I spoke with a colleague on the phone last week. We hadn’t talked on the phone before but found that we had a lot in common. We both run small user research firms and both enjoy doing similar kinds of user research. There was a brief awkward moment when the person said that their company was interested in getting involved with one particular government agency, and I immediately responded that I, in fact, was doing a small project for that same government agency.
I knew that we wouldn’t have been going after the same project, as this project was actually from a small web development firm, not directly from the government agency as my colleague had suggested. But there was a brief pause, perhaps suggesting a moment of concern that we had been going after the same work.

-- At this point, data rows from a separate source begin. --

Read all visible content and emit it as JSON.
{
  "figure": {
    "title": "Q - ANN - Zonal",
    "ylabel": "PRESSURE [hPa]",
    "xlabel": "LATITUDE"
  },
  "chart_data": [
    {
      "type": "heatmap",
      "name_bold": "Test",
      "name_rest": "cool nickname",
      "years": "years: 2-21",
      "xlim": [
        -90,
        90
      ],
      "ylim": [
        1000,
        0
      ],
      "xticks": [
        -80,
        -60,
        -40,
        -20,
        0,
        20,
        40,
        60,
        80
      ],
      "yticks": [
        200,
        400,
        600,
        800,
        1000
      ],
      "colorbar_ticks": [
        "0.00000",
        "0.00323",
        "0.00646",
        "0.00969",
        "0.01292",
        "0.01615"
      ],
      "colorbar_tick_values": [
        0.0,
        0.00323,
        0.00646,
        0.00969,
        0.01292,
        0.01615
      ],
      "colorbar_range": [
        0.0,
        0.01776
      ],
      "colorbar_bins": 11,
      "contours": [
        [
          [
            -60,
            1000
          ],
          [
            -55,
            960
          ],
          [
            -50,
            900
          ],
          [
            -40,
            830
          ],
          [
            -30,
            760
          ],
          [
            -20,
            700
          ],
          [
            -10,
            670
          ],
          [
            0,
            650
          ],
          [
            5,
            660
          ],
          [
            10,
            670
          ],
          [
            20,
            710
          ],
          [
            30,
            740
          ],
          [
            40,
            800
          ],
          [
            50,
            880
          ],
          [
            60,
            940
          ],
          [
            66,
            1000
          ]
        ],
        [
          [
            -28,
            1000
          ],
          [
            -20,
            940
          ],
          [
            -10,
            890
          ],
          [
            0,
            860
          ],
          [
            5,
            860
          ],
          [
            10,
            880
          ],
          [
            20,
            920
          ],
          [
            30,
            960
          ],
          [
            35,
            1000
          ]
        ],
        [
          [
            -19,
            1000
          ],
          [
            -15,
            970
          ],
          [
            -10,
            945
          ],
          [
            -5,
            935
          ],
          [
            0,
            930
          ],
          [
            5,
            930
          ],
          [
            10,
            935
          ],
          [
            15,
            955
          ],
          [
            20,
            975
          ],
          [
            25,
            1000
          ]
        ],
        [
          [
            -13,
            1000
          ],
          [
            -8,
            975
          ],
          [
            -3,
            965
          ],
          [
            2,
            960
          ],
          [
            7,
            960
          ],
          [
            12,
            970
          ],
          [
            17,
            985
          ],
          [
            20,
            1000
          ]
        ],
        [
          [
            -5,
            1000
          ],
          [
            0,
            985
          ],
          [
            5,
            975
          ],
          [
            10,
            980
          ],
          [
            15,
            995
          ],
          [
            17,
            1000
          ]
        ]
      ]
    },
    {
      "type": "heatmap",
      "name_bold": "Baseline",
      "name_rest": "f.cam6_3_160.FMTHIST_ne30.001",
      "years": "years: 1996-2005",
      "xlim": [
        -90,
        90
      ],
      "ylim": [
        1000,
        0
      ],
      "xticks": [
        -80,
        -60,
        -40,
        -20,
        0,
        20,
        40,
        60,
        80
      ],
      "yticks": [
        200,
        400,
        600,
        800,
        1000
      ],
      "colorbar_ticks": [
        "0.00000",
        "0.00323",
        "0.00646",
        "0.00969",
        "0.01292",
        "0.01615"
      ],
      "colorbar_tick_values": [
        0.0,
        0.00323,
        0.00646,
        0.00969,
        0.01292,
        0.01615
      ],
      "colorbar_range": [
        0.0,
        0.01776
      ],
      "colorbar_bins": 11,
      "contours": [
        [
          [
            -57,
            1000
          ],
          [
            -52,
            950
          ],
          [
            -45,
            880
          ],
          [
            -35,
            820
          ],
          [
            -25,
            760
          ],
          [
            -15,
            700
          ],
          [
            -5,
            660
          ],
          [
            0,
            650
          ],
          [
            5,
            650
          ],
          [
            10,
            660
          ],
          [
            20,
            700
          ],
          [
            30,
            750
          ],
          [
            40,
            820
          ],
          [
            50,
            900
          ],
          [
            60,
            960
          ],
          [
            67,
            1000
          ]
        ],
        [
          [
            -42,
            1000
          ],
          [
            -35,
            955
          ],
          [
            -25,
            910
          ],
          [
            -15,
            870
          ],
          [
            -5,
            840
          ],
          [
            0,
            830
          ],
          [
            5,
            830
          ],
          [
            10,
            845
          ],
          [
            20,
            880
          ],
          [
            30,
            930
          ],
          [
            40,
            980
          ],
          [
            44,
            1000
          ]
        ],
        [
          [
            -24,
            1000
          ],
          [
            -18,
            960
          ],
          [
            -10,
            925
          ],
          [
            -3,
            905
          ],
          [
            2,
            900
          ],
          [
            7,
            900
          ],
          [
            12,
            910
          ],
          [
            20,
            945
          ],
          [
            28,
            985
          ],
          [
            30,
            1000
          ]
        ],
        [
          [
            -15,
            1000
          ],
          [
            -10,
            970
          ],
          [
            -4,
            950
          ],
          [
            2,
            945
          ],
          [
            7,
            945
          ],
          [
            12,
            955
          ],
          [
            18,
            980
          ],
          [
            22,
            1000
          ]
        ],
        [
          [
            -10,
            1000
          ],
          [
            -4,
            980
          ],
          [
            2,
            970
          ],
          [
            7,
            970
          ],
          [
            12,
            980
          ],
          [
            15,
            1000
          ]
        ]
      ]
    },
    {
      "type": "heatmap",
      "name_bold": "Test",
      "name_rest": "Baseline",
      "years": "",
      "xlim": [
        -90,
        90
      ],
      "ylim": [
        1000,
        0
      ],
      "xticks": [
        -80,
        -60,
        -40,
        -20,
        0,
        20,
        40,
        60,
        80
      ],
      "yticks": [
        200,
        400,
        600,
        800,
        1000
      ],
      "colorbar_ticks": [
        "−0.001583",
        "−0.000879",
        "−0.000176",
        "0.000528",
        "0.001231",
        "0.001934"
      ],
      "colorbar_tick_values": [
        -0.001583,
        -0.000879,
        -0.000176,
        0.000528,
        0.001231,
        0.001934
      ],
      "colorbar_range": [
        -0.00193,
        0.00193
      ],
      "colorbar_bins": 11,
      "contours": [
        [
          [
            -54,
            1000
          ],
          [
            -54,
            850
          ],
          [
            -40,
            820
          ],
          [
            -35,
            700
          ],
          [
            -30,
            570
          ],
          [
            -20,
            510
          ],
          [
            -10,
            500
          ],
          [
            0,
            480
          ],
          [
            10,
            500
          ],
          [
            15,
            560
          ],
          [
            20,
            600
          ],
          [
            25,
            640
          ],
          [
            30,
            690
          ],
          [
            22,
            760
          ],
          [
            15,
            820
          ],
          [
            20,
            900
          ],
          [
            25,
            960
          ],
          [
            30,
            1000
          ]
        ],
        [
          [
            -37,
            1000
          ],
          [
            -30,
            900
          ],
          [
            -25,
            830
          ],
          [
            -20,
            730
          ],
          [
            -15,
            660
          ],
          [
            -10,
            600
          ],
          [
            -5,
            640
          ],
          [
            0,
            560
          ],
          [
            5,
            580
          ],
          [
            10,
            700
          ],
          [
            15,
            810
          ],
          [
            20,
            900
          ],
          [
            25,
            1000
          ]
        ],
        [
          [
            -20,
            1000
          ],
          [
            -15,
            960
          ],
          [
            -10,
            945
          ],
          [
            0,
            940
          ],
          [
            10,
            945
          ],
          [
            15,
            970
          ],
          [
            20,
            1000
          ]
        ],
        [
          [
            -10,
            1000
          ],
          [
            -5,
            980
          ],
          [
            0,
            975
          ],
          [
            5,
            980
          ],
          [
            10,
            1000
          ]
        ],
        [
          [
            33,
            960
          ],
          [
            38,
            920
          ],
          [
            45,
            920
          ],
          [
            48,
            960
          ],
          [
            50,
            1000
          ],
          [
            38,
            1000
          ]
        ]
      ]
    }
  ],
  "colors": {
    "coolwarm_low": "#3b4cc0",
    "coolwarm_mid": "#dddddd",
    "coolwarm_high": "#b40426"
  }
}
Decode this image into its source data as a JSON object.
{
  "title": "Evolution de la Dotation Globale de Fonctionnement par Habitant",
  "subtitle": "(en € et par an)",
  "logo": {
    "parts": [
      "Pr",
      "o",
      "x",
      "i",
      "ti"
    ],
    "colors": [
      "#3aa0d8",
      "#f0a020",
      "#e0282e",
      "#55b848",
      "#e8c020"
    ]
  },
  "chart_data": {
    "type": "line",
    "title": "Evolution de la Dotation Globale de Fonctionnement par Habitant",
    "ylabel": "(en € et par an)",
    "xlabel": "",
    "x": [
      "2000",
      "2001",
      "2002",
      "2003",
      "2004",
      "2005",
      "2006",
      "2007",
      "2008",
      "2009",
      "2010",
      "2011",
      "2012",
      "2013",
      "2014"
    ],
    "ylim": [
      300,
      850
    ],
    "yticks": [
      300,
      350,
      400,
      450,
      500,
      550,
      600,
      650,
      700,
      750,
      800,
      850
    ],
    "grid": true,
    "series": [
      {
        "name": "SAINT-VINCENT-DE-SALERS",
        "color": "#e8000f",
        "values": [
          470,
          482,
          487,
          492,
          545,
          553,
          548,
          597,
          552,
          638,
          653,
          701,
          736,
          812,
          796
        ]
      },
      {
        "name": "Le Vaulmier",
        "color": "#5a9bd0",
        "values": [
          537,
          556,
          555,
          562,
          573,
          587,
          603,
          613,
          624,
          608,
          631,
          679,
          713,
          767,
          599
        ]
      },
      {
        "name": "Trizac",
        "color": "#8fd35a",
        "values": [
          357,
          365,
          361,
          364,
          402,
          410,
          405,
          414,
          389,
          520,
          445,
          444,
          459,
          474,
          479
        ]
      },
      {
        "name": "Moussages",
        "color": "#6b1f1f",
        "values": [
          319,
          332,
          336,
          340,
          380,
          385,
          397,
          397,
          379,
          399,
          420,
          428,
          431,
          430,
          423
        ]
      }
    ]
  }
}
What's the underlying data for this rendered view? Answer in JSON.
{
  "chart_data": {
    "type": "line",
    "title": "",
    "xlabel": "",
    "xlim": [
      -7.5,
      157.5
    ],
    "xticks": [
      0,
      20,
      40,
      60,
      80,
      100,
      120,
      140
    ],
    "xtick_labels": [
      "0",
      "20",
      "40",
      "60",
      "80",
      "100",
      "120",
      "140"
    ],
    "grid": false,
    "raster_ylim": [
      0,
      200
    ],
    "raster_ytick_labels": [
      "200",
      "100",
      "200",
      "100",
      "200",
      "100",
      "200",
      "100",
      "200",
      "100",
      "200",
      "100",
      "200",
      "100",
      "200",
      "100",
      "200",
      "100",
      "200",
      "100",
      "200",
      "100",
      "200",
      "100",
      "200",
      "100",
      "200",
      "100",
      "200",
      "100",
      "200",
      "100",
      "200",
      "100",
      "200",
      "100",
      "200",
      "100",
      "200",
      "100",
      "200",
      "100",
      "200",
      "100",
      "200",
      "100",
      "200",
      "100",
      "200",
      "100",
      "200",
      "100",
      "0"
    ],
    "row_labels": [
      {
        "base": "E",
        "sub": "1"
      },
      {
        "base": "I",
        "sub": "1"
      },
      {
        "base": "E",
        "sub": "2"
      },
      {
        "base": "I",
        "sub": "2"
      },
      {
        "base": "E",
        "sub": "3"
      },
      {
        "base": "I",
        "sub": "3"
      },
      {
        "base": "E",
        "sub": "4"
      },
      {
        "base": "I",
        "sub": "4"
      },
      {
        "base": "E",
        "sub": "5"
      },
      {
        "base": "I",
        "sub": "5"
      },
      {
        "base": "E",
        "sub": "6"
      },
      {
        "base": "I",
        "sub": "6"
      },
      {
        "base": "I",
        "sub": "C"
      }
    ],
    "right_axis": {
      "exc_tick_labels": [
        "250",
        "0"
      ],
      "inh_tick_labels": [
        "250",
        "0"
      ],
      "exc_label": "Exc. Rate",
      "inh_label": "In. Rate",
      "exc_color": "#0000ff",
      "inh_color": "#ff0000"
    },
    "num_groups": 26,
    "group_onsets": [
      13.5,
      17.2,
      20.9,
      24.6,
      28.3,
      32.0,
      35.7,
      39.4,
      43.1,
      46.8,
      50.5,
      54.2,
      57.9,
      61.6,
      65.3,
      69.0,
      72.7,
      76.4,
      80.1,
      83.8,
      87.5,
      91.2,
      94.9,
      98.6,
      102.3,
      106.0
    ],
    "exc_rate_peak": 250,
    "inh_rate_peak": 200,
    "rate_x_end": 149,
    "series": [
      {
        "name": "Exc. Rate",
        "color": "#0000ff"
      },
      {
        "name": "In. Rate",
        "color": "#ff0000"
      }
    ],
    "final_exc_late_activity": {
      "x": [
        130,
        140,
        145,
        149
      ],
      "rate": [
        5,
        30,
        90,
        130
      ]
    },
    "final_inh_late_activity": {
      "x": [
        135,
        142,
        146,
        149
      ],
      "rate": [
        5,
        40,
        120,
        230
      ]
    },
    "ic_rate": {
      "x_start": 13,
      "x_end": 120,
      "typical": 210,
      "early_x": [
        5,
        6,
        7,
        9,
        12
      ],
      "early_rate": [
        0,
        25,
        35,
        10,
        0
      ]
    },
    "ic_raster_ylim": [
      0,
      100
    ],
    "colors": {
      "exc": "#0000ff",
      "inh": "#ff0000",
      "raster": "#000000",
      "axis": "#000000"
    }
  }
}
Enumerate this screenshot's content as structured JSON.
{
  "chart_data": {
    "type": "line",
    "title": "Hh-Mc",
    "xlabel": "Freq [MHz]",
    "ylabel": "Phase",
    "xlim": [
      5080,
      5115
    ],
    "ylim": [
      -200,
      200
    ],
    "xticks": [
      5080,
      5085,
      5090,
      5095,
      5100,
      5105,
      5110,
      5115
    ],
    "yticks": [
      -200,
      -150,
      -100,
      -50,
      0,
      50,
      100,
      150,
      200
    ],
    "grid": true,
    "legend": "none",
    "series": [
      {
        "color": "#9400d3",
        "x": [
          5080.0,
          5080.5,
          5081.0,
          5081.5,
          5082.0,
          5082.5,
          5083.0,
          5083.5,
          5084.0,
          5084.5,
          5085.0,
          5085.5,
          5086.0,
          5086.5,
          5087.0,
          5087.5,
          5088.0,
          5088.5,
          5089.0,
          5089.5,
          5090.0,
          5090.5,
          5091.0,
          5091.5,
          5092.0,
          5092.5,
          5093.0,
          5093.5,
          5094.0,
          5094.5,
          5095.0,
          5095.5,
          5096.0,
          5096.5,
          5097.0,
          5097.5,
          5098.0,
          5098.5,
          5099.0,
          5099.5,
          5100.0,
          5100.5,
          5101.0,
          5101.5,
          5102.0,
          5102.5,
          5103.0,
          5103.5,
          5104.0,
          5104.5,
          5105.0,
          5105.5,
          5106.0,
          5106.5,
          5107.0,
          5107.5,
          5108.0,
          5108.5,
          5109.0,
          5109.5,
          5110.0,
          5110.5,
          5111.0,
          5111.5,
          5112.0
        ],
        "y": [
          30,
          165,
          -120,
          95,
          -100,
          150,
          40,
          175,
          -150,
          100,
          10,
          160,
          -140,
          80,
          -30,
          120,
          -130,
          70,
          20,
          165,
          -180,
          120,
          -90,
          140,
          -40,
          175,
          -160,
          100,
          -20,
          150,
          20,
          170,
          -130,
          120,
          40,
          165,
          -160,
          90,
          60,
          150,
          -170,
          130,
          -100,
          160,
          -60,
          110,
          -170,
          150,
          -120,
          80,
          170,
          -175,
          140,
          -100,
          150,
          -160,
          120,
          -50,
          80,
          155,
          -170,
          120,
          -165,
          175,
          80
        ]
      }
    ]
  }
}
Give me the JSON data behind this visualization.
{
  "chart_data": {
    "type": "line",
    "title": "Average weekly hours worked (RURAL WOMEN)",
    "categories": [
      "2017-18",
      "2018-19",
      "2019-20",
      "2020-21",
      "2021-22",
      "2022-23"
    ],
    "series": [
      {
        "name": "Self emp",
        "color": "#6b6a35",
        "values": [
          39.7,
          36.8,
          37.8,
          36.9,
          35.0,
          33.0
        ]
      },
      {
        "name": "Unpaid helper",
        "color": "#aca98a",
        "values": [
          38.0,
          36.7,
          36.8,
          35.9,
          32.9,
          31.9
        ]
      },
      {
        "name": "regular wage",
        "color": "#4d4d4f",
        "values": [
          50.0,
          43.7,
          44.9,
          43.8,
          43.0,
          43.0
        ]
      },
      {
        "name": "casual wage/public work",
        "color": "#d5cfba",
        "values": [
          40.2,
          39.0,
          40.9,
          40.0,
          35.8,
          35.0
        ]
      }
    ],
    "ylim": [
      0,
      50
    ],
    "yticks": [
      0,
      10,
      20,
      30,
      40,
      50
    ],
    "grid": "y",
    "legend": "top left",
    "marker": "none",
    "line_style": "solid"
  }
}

In business school, we talked some about SWOT analyses – that is, strengths, weaknesses, opportunities and threats of a business venture. Specifically, what gives a business an edge over other businesses are strengths, what disadvantage a firm are weaknesses, what external opportunities exist are opportunities and what external threats can cause trouble are threats.
I’ve never done a formal SWOT analysis of Lebsontech, and I don’t think much about competitors. My colleagues have been a source of opportunity for me and I rarely, if ever, find myself competing with anyone for work. Work either comes to me or it doesn’t – if it doesn’t, so be it; there is other work out there.
Usability was also listed as one of the US News & World Report’s top careers for 2008 and 2009. Although it didn’t make the 2010 list, it is pretty clear that the demand for usability is greater than the existing supply. In other words, there is enough work to go around for each in his or her particular area of interest.
And it’s a nice feeling to be surrounded by colleagues, not competitors.